For a congenital heart defect called tetralogy of Fallot, treatment typically involves surgery at around 3 to 6 months of age, which is incidentally when heart muscle cells—cardiomyocytes—are at peak production. Decreased heart function during the first few months may be causing these infants to miss an essential opportunity to build heart muscle. 
 
Kühn’s team collected heart tissue from 12 infants who underwent corrective surgery for tetralogy of Fallot and found that more than half of the cardiomyocytes in these samples had started to divide but then got stalled midway through the process; something similar happens with conjoined twins. The ultimate result was fewer cardiomyocytes overall, which makes the heart more vulnerable to damage later on.
 
“By the time our surgeons operate on these patients, the horse is already out of the barn,” Kühn says. “Our data show that they have up to 30% fewer cardiomyocytes than a normal infant has at this age. That’s significant. To put that in context, an adult’s heart attack can destroy up to 30% of cardiomyocytes.” 
 
Through a series of experiments in human and mouse tissue, the researchers traced this cell division failure back to β-adrenergic receptors. 
 
The natural next step was to ask whether the β-adrenergic receptor blocker propranolol—a common blood pressure medication—could enable proper cell division in infants with congenital heart defects and improve heart function.
 
Indeed, in the heart tissue samples taken from infants with tetralogy of Fallot, the medication enabled dividing cells to separate properly.
 
And in mice, propranolol treatment during the first weeks of life allowed for better recovery from heart attacks in adulthood.
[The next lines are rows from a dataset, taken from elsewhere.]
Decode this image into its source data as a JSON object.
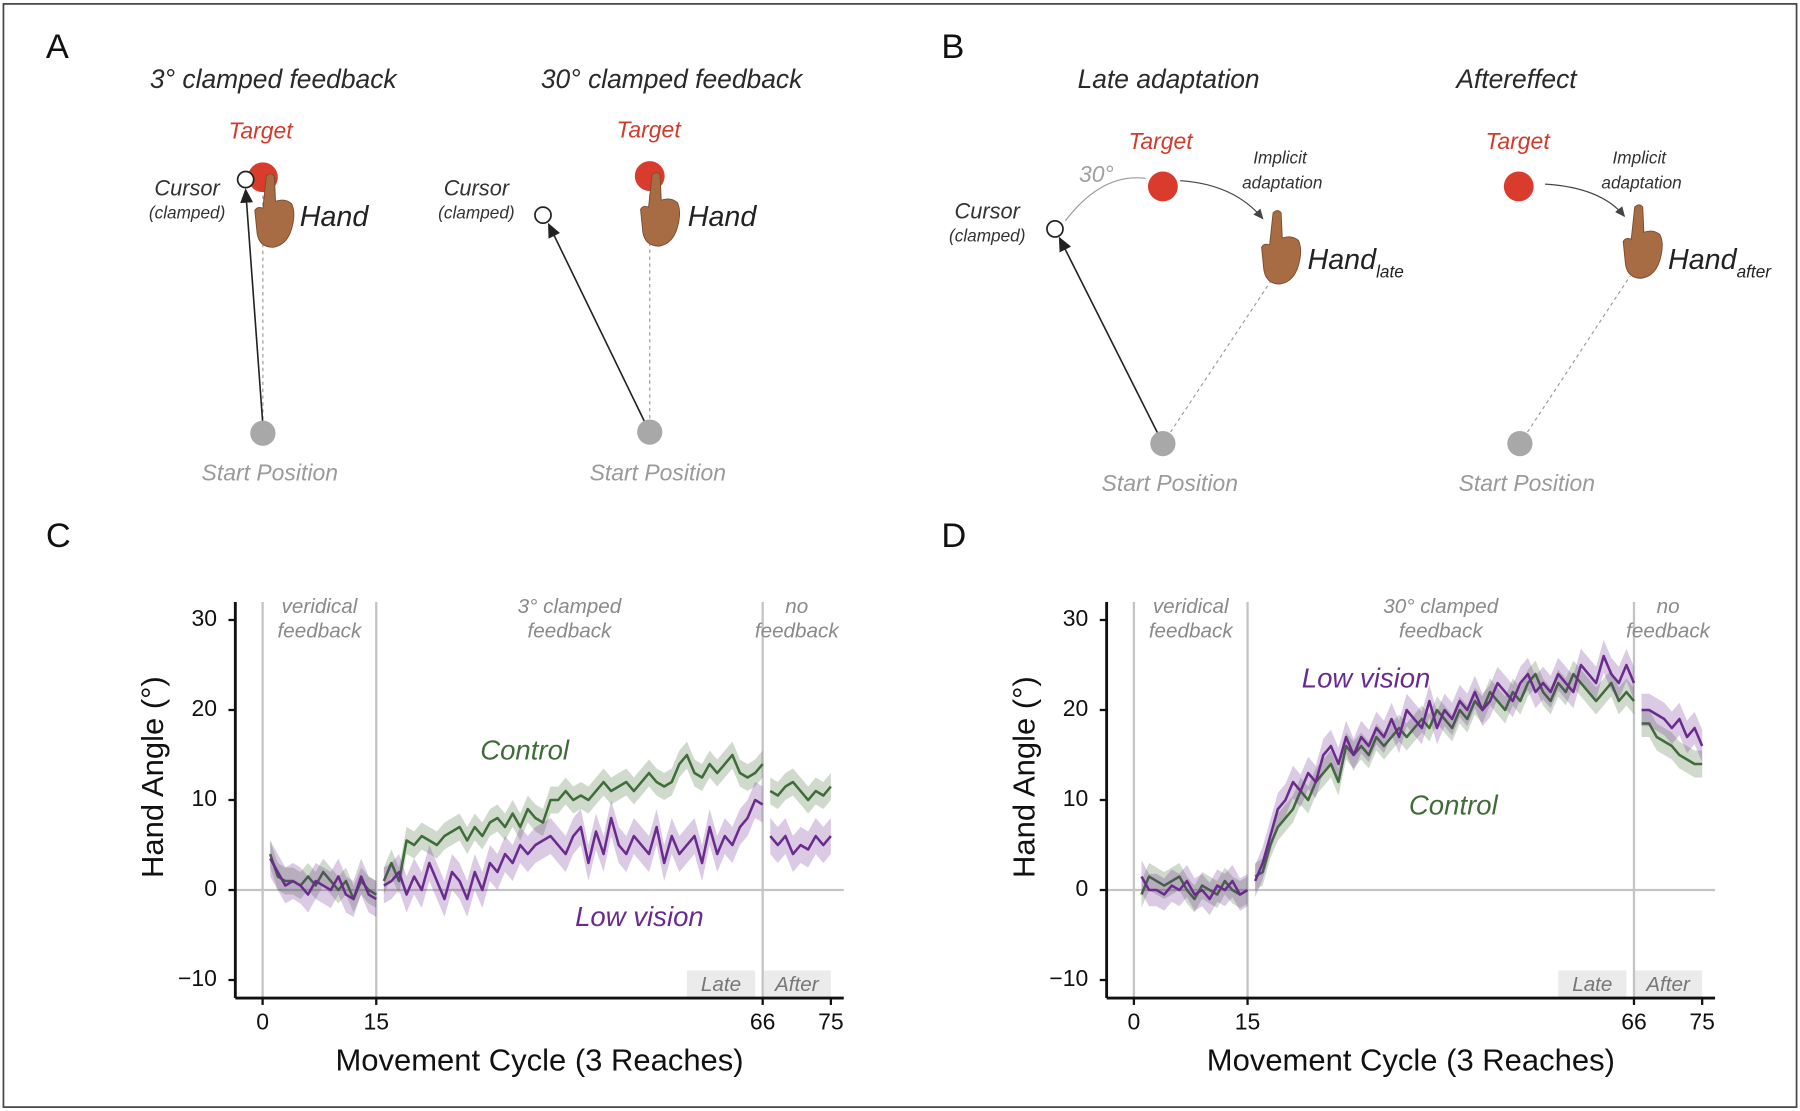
{
  "panel_a": {
    "letter": "A",
    "subpanels": [
      {
        "title": "3° clamped feedback",
        "target": "Target",
        "cursor": "Cursor",
        "cursor_note": "(clamped)",
        "hand": "Hand",
        "start": "Start Position"
      },
      {
        "title": "30° clamped feedback",
        "target": "Target",
        "cursor": "Cursor",
        "cursor_note": "(clamped)",
        "hand": "Hand",
        "start": "Start Position"
      }
    ]
  },
  "panel_b": {
    "letter": "B",
    "angle": "30°",
    "subpanels": [
      {
        "title": "Late adaptation",
        "target": "Target",
        "cursor": "Cursor",
        "cursor_note": "(clamped)",
        "implicit": [
          "Implicit",
          "adaptation"
        ],
        "hand": "Hand",
        "hand_sub": "late",
        "start": "Start Position"
      },
      {
        "title": "Aftereffect",
        "target": "Target",
        "implicit": [
          "Implicit",
          "adaptation"
        ],
        "hand": "Hand",
        "hand_sub": "after",
        "start": "Start Position"
      }
    ]
  },
  "chart_data": [
    {
      "type": "line",
      "panel_label": "C",
      "x_label": "Movement Cycle (3 Reaches)",
      "y_label": "Hand Angle (°)",
      "xlim": [
        -3.6,
        76.7
      ],
      "ylim": [
        -12,
        32
      ],
      "xticks": [
        0,
        15,
        66,
        75
      ],
      "yticks": [
        {
          "value": -10,
          "label": "−10"
        },
        0,
        10,
        20,
        30
      ],
      "zero_line": true,
      "phases": [
        {
          "lines": [
            "veridical",
            "feedback"
          ],
          "range": [
            0,
            15
          ]
        },
        {
          "lines": [
            "3° clamped",
            "feedback"
          ],
          "range": [
            15,
            66
          ]
        },
        {
          "lines": [
            "no",
            "feedback"
          ],
          "range": [
            66,
            75
          ]
        }
      ],
      "windows": [
        {
          "label": "Late",
          "range": [
            56,
            65
          ]
        },
        {
          "label": "After",
          "range": [
            66,
            75
          ]
        }
      ],
      "x": [
        1,
        2,
        3,
        4,
        5,
        6,
        7,
        8,
        9,
        10,
        11,
        12,
        13,
        14,
        15,
        16,
        17,
        18,
        19,
        20,
        21,
        22,
        23,
        24,
        25,
        26,
        27,
        28,
        29,
        30,
        31,
        32,
        33,
        34,
        35,
        36,
        37,
        38,
        39,
        40,
        41,
        42,
        43,
        44,
        45,
        46,
        47,
        48,
        49,
        50,
        51,
        52,
        53,
        54,
        55,
        56,
        57,
        58,
        59,
        60,
        61,
        62,
        63,
        64,
        65,
        66,
        67,
        68,
        69,
        70,
        71,
        72,
        73,
        74,
        75
      ],
      "series": [
        {
          "name": "Control",
          "color": "#3f6d38",
          "error": 1.5,
          "values": [
            4,
            1.5,
            1,
            1,
            0.5,
            1.5,
            0.5,
            2,
            1,
            0,
            1,
            -1,
            1,
            0,
            -0.5,
            1,
            3,
            1,
            5.5,
            5,
            6,
            5.5,
            5,
            6,
            6.5,
            7,
            5.5,
            7,
            6,
            7.5,
            8,
            7,
            8.5,
            7,
            9,
            8,
            7.5,
            10,
            10,
            11,
            10,
            10.5,
            10,
            11,
            12,
            11,
            11.5,
            12,
            11,
            12,
            13,
            12,
            11.5,
            12,
            14,
            15,
            13,
            12.5,
            14,
            13,
            14,
            15,
            13,
            12.5,
            13,
            14,
            11,
            10.5,
            11.5,
            12,
            11,
            10,
            11,
            10.5,
            11.5
          ]
        },
        {
          "name": "Low vision",
          "color": "#6b2b8e",
          "error": 2,
          "values": [
            3.5,
            2,
            0.5,
            1,
            0.5,
            -0.5,
            1,
            0.5,
            0,
            1.5,
            -0.5,
            -1,
            1.5,
            -0.5,
            -1,
            0.5,
            1,
            2,
            -0.5,
            1.5,
            0,
            3,
            1,
            -1,
            2,
            1,
            -1,
            2,
            0,
            3,
            2,
            4,
            3,
            5,
            4,
            5,
            5.5,
            6,
            5,
            4,
            6,
            7,
            3,
            6.5,
            4,
            8,
            5,
            4,
            6,
            5,
            4,
            7,
            3,
            6,
            4,
            5,
            6,
            3,
            7,
            4,
            6,
            5,
            7,
            8,
            10,
            9.5,
            6,
            5,
            6,
            4,
            5,
            4.5,
            6,
            5,
            6
          ]
        }
      ]
    },
    {
      "type": "line",
      "panel_label": "D",
      "x_label": "Movement Cycle (3 Reaches)",
      "y_label": "Hand Angle (°)",
      "xlim": [
        -3.6,
        76.7
      ],
      "ylim": [
        -12,
        32
      ],
      "xticks": [
        0,
        15,
        66,
        75
      ],
      "yticks": [
        {
          "value": -10,
          "label": "−10"
        },
        0,
        10,
        20,
        30
      ],
      "zero_line": true,
      "phases": [
        {
          "lines": [
            "veridical",
            "feedback"
          ],
          "range": [
            0,
            15
          ]
        },
        {
          "lines": [
            "30° clamped",
            "feedback"
          ],
          "range": [
            15,
            66
          ]
        },
        {
          "lines": [
            "no",
            "feedback"
          ],
          "range": [
            66,
            75
          ]
        }
      ],
      "windows": [
        {
          "label": "Late",
          "range": [
            56,
            65
          ]
        },
        {
          "label": "After",
          "range": [
            66,
            75
          ]
        }
      ],
      "x": [
        1,
        2,
        3,
        4,
        5,
        6,
        7,
        8,
        9,
        10,
        11,
        12,
        13,
        14,
        15,
        16,
        17,
        18,
        19,
        20,
        21,
        22,
        23,
        24,
        25,
        26,
        27,
        28,
        29,
        30,
        31,
        32,
        33,
        34,
        35,
        36,
        37,
        38,
        39,
        40,
        41,
        42,
        43,
        44,
        45,
        46,
        47,
        48,
        49,
        50,
        51,
        52,
        53,
        54,
        55,
        56,
        57,
        58,
        59,
        60,
        61,
        62,
        63,
        64,
        65,
        66,
        67,
        68,
        69,
        70,
        71,
        72,
        73,
        74,
        75
      ],
      "series": [
        {
          "name": "Control",
          "color": "#3f6d38",
          "error": 1.5,
          "values": [
            -0.5,
            1.5,
            1,
            0.5,
            1,
            1.5,
            0,
            -1,
            0.5,
            0,
            -0.5,
            1,
            0,
            -0.5,
            0,
            1.5,
            2,
            5,
            7,
            8,
            9,
            11,
            10,
            12,
            13,
            14,
            12,
            16,
            15,
            16,
            15,
            17,
            16,
            17,
            18,
            17,
            18,
            19,
            18,
            20,
            19,
            18,
            20,
            19,
            21,
            20,
            22,
            21,
            20,
            22,
            21,
            23,
            24,
            22,
            21,
            23,
            22,
            24,
            23,
            22,
            21,
            22,
            23,
            21,
            22,
            21,
            18.5,
            18.5,
            17,
            16.5,
            16,
            15,
            14.5,
            14,
            14
          ]
        },
        {
          "name": "Low vision",
          "color": "#6b2b8e",
          "error": 1.8,
          "values": [
            1.5,
            0,
            0,
            -0.5,
            0.5,
            0,
            1,
            -0.5,
            0,
            -1,
            0.5,
            0,
            1,
            -0.5,
            0,
            1,
            3,
            6,
            9,
            10,
            12,
            11,
            13,
            12,
            15,
            16,
            14,
            17,
            15,
            17,
            16,
            18,
            17,
            19,
            17,
            20,
            19,
            18,
            21,
            18,
            20,
            19,
            21,
            20,
            22,
            20,
            21,
            23,
            22,
            21,
            23,
            24,
            22,
            23,
            22,
            24,
            23,
            22,
            25,
            24,
            23,
            26,
            24,
            23,
            25,
            23,
            20,
            20,
            19.5,
            19,
            18,
            19,
            17,
            18,
            16
          ]
        }
      ]
    }
  ]
}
Compared to untreated controls, mice that were given propranolol as pups retained 30% more cardiomyocytes and were able to eject 24% greater blood volume following a heart attack. The treatment did not affect heart function. 
 
According to Kühn, having such promising results with a tried-and-true drug like propranolol means the pathway to clinical translation could be relatively quick.
 
“This all comes together in a very applicable way,” Kühn says. “Propranolol was synthesized nearly 60 years ago, so we’re able to bypass a lot of the groundwork that would have to be done if we had identified a receptor that doesn’t have a drug for it.”